Srikanth Sastry A Techie in Boston

Scripts and their undo

TL;DR. Scripts are a great way to automate the mundane. But be sure you give yourself a way out --- an undo -- when running them.

Some time ago, I had to carry out a long sequence of manual changes in the deployment of my ‘cloud’ service, and so like a good software engineer, I automated large chunks of these changes with shell scripts. Here I learned the importance of building and ‘undo’ in all your shell scripts that mutate the state of world.

A bit of background first. I discovered that one of the services in a collection of co-located services was over-provisioned by a lot. But due to interdependence among services and second order effects, I wasn’t sure by how much. A quick way to do this was to shrink the size of this service while monitoring the resource utilization for the service. For multiple reasons, I had to go through a very specific sequence of replica turn downs, and this sequence was accounted for the automation as well.
After writing and testing the script, I unleashed it on the deployment, and things seem to be going well.
Midway through, an engineer from a partner team pinged me to say that they were having service incident, and they my changes was introduces a lot of noise in their monitoring dashboard making it difficult to debug their issue. So, they asked me to undo my changes, and resume it after they had fixed their issue.

Well, as it turns out, I did not have an undo script, and worse, I hadn't even thought of an undo short of resetting the entire service (which was scheduled to happen at the end of the day anyway). So, I halted my existing script, and made some quick changes that I thought would effectively undo, and given how short I was on time, I just let it run.

You can guess what happened. Instead of undoing the changes, a bug in the script caused to be more aggressive about shutting down replicas, and I now had a new service incident on my hands! :)

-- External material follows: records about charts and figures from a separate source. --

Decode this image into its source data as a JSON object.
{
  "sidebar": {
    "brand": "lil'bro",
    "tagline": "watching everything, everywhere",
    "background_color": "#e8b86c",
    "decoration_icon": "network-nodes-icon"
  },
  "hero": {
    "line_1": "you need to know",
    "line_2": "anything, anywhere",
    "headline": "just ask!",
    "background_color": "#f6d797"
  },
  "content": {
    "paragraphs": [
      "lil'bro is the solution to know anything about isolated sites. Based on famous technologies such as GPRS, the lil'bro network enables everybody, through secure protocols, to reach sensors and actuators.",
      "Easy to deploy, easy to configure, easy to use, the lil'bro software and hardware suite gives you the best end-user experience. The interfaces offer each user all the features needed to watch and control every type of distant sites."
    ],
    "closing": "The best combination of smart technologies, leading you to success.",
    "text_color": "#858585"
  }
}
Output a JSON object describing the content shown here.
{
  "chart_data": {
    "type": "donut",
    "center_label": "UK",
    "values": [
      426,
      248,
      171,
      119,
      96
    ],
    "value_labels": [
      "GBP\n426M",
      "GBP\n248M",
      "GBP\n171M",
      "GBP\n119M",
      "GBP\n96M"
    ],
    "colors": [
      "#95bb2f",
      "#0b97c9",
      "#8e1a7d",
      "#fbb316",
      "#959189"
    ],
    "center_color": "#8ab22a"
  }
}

If only I had spent enough time figuring out the undo operation, and had a handy command that executed that, this could have been completely avoided. So, my advice to you is this. When writing and launching a script that mutates the state of the world, please ensure that the script logs (either to stdout, stderr, or a log file) the exact command that can be pasted into your shell prompt to undo all the mutations. You may not have to use it often (or at all(; but when you do, it will definitely be worth the effort.